LONDON 18 May 2006 - Scientists today publish the finished sequence of Chromosome 1, the longest and final chapter in the so-called Book of Life that makes up the human genetic code.
The sequencing, unveiled in the British journal Nature, identifies 3,141 genes on the chromosome, flaws in which have been linked to more than 350 diseases, including cancer development, Parkinson's, Alzheimer's, high cholesterol, mental retardation and the nervous system disorder known as porphyria.
The chromosome amounts to more than 223 million base pairs, or "rungs" on the ladder of DNA that provides the chemical recipe for life. This amounts to nearly eight per cent of the three billion base pairs in the human genome.
The 22 non-sex human chromosomes are numbered from the largest, Chromosome 1, to the smallest, Chromosome 22. Two other chromosomes, X and Y, define gender.
Publication of Chromosome 1 completes a 16-year endeavour by the Human Genome Project (HGP), a public consortium of scientists based principally in the United States and Britain and gathering colleagues in Japan, France, Germany, China and elsewhere.
This group raced against a private U.S. firm, Celera Genomics Corp., to be first to complete a "working draft" of 90 per cent of the genetic code.

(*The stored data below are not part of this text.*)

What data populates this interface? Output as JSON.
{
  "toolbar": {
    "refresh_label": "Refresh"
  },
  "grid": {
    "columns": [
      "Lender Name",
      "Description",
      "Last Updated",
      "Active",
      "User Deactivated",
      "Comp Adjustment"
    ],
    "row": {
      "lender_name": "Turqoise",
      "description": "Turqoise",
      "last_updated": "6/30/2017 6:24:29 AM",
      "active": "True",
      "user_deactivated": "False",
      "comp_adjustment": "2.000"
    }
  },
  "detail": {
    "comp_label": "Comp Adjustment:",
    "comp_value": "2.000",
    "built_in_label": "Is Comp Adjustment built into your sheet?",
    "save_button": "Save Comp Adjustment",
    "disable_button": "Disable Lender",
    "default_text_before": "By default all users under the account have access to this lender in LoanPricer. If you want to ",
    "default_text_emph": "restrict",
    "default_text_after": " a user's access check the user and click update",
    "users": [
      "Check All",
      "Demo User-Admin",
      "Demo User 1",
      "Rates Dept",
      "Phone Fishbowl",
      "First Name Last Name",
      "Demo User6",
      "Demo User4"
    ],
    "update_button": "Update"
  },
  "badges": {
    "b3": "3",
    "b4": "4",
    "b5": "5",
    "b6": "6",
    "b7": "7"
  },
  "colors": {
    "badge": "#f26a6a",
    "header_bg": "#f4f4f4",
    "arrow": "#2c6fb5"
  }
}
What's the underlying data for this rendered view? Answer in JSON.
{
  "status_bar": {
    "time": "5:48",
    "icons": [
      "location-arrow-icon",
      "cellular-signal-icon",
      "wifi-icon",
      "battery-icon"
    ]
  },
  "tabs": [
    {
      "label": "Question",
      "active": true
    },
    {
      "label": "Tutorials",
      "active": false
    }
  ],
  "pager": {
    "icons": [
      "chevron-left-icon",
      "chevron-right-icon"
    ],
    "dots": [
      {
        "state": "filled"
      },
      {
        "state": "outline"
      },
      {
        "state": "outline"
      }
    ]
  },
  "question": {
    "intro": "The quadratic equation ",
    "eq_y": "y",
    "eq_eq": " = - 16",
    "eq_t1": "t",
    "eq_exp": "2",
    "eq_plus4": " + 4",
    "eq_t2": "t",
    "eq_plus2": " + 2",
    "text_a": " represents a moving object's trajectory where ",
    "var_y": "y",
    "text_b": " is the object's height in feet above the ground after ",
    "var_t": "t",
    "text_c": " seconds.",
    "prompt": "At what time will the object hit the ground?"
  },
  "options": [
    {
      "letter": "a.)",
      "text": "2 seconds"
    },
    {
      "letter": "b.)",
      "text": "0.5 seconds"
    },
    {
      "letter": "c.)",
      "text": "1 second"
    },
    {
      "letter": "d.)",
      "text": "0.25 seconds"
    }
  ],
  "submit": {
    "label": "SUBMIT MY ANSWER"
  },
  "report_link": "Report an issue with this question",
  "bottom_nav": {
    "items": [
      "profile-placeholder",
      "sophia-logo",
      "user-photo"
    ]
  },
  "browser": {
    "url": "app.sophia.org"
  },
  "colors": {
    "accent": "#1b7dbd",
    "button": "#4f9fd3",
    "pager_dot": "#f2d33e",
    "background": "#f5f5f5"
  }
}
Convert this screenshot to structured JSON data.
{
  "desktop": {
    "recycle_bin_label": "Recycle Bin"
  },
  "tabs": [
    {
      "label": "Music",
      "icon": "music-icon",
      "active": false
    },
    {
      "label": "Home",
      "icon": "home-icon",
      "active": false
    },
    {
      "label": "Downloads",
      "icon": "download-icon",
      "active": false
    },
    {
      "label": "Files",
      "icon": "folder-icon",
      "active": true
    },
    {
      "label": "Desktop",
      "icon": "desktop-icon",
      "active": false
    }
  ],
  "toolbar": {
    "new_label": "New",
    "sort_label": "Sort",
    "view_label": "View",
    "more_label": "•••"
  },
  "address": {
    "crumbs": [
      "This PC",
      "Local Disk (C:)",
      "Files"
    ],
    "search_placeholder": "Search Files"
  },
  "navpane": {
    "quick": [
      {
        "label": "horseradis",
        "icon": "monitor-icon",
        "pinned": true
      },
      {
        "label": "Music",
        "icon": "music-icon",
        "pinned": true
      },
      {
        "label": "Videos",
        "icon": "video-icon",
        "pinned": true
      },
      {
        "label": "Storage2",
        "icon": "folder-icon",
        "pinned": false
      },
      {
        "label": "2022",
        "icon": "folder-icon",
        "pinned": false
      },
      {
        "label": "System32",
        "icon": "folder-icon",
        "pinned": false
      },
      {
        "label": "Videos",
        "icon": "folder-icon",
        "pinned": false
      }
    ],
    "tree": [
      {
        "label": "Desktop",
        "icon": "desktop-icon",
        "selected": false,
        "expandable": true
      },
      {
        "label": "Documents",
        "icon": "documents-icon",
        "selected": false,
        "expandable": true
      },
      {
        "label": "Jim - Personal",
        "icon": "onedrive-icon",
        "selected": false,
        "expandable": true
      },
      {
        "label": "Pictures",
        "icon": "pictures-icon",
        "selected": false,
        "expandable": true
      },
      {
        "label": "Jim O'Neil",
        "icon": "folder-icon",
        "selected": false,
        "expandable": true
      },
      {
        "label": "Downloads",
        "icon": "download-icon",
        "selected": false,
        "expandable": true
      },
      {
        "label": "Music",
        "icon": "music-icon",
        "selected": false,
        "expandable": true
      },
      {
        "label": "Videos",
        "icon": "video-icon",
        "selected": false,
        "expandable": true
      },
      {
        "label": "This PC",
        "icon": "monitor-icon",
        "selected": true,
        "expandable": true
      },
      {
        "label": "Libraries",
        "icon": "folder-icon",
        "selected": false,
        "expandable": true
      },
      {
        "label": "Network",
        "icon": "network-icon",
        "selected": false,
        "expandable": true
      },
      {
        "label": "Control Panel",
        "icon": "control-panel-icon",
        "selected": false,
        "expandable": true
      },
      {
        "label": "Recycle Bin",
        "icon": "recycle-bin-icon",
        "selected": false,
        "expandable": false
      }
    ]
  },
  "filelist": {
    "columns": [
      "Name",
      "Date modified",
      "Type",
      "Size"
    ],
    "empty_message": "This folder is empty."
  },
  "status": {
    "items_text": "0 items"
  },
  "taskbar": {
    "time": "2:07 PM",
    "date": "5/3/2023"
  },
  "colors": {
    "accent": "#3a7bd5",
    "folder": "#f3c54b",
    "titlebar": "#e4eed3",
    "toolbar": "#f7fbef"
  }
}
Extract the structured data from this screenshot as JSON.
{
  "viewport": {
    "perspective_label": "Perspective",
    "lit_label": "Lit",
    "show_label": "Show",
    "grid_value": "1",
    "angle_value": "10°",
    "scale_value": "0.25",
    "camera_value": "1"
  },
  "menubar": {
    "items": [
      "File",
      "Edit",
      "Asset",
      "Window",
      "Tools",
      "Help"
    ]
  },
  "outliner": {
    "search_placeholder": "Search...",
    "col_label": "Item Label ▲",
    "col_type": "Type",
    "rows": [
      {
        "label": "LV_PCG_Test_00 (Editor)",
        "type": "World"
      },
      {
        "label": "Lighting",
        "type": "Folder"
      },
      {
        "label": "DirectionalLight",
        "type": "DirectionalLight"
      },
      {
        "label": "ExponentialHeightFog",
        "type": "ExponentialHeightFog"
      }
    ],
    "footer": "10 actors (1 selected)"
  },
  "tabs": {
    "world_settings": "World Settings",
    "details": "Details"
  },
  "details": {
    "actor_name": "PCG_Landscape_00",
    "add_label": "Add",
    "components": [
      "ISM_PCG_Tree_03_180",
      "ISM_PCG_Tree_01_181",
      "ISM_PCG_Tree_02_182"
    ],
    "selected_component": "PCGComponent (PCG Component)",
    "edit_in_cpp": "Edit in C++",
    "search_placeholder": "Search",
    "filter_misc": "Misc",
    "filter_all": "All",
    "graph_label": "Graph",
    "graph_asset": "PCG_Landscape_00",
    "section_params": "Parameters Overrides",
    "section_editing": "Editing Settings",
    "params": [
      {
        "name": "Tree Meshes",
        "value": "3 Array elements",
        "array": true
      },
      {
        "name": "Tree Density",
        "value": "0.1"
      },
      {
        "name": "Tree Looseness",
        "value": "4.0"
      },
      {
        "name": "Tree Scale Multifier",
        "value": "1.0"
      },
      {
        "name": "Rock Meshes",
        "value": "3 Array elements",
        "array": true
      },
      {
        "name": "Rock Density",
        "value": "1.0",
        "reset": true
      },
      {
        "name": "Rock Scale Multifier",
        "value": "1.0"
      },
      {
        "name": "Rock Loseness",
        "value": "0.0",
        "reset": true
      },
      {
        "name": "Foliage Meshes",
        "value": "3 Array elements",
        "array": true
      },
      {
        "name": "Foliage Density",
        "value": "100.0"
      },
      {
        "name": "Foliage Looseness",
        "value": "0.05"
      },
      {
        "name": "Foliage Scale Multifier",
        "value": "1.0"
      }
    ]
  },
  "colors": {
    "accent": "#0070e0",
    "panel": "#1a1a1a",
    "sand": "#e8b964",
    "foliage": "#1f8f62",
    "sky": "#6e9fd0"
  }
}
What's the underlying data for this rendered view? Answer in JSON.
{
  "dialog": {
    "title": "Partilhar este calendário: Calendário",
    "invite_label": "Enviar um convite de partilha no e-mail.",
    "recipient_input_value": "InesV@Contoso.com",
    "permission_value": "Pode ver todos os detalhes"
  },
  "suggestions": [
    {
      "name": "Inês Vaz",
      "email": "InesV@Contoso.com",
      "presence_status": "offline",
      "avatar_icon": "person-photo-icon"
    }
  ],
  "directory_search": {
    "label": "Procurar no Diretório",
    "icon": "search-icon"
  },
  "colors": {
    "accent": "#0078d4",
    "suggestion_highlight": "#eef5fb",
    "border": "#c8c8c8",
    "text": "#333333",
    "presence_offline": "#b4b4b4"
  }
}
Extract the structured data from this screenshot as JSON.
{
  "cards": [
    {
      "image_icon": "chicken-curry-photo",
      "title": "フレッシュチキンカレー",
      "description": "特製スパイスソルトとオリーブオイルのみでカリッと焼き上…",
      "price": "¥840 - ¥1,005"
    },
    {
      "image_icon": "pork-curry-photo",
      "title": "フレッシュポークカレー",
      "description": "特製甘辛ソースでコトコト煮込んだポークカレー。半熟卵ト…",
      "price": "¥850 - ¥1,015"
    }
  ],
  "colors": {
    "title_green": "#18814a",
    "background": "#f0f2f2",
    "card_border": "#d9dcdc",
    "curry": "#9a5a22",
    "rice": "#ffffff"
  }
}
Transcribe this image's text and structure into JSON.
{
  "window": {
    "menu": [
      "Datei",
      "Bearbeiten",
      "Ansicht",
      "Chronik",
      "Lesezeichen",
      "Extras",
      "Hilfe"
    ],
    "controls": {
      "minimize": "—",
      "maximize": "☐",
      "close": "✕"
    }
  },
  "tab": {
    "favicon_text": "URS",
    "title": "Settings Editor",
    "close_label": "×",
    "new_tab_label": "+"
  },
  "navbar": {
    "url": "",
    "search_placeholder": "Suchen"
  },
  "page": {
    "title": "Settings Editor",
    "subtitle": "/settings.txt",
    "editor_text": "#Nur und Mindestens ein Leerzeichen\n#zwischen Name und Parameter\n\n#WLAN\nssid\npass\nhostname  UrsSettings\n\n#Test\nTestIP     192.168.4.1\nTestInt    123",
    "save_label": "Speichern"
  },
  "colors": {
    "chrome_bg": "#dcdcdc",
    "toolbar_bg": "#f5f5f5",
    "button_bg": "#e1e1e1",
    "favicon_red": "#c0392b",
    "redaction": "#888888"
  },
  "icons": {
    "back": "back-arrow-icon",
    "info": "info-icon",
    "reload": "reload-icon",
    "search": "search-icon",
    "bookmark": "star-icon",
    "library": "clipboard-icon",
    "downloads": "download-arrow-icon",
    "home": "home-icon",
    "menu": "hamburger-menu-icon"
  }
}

The race ended in a tie, in June 2000.
Since then, the HGP scientists have diligently finished the work, completing the sequence to within 99.99 per cent for each chromosome, identifying potential genes and diseases that are linked with them and offering an analysis of their evolutionary past.
The result is a data goldmine that is already being exploited in the form of new tools to diagnose many inherited diseases and prototype treatments to block or even reverse some of them.
"The publication of the sequence from the last and largest human chromosome completes the story of the HGP and marks the growing wave of biological and medical research founded on the human genome sequence," said Simon Gregory, an assistant professor at Duke University, North Carolina.
Added Mark Walport, director of Britain's Wellcome Trust, a partner in the HGP: "The completion of the project... is a monumental achievement that will benefit the research community for years to come."